Olgierd Dokalski - tumpet, project concept
Wojciech Kwapiński - guitar
Oori Shalev - drums, percussion
Zeger Vandenbussche -saxophones, clarinet, Jew's harp
For all the incredible diversity and richness of the 24th Krakow Jewish Culture Festival I am a bit dissapointed with the lack of representation of the new polish jewish music. In the previous years the festival would present to its international audience such bands as Shofar, Cukunft, Alte Zachen, Ircha Clarinet Quartet or Riverloam Trio (it's no coincidence of course all of the aforementioned feature either Raphael Roginski or Mikolaj Trzaska or both - no doubt two of the most prominent figures of the rising scene). In order to make up for it, I invite you to check the below albums which I believe to be among the most successful entries in the genre within the last years:
And now let's move to Nor Cold which is thus added to the above list.
I believe most of us when we hear the phrase "jewish music" have in mind the joyful virtuoso tempos of folk wedding songs. A kind of music that demands mad skills, showmanship and ability to tolerate great amounts of food and alcohol. And that would be klezmer.

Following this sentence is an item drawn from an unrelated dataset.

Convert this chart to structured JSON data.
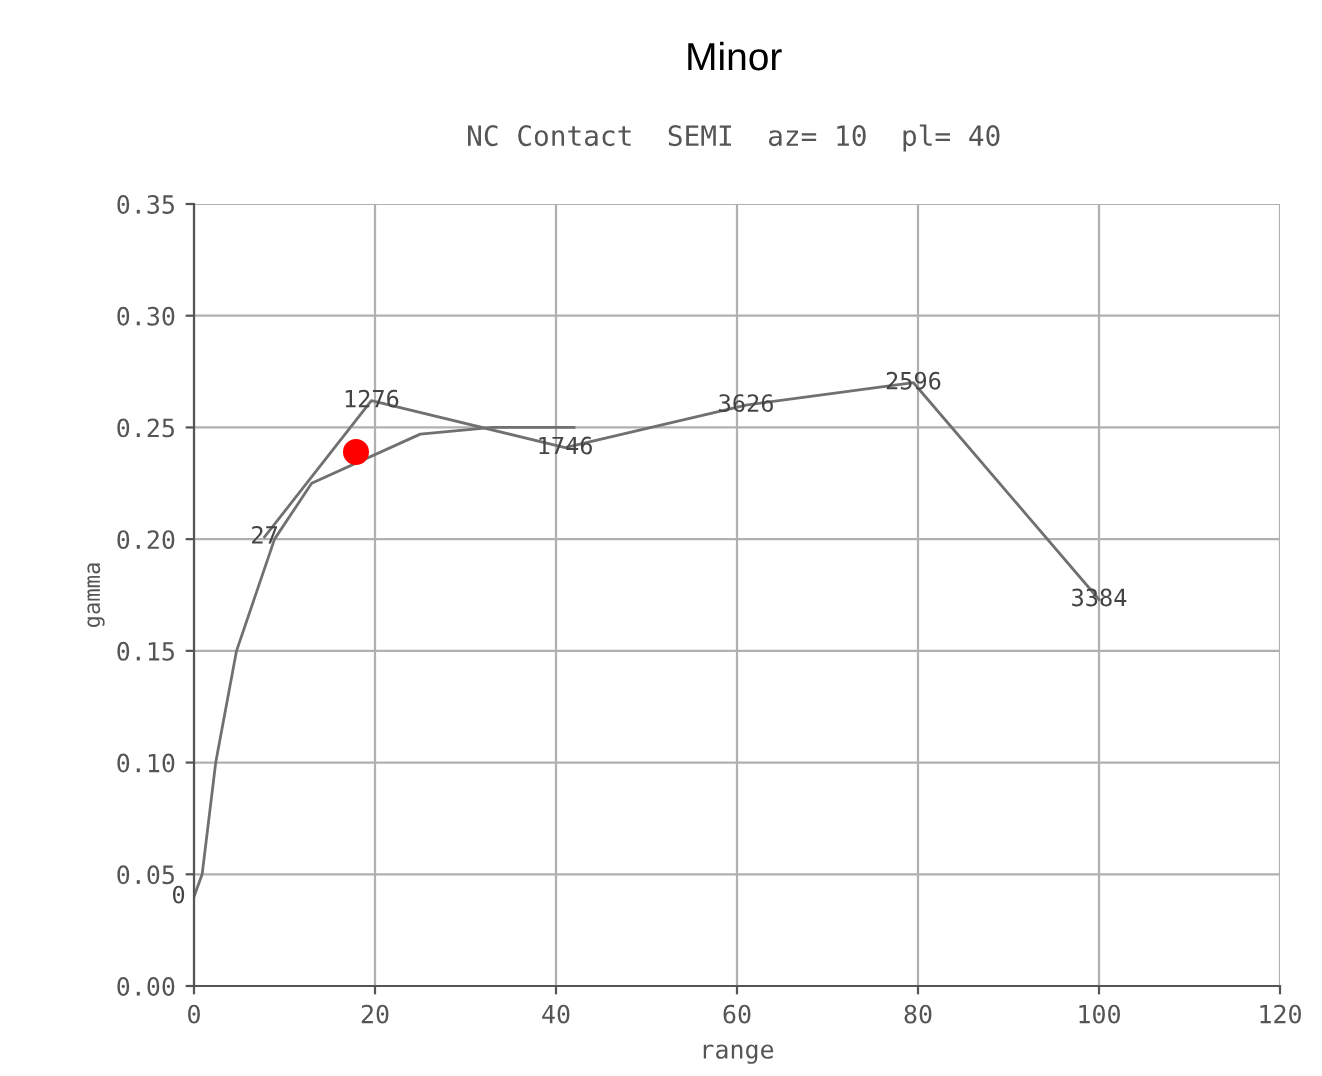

Sephardic music is a different kind of art alltogether. A music of meditation, of prayer, of feeling. There are no ego shiny solos rather a constant interlining of instruments, an amalgam of melodies. The drumming is subtle and melodic, even one of the most rhythmically driven pieces of the album "The Thief" with its noir-atmosphere. Most of the times the music is volatile, with lofty melodies raised by the trumpet and saxophone frontline, emerging from the mist. There's sadness and frailty hidden in the notes, but also deep passion and empathy. And we should never run out of those in music and life.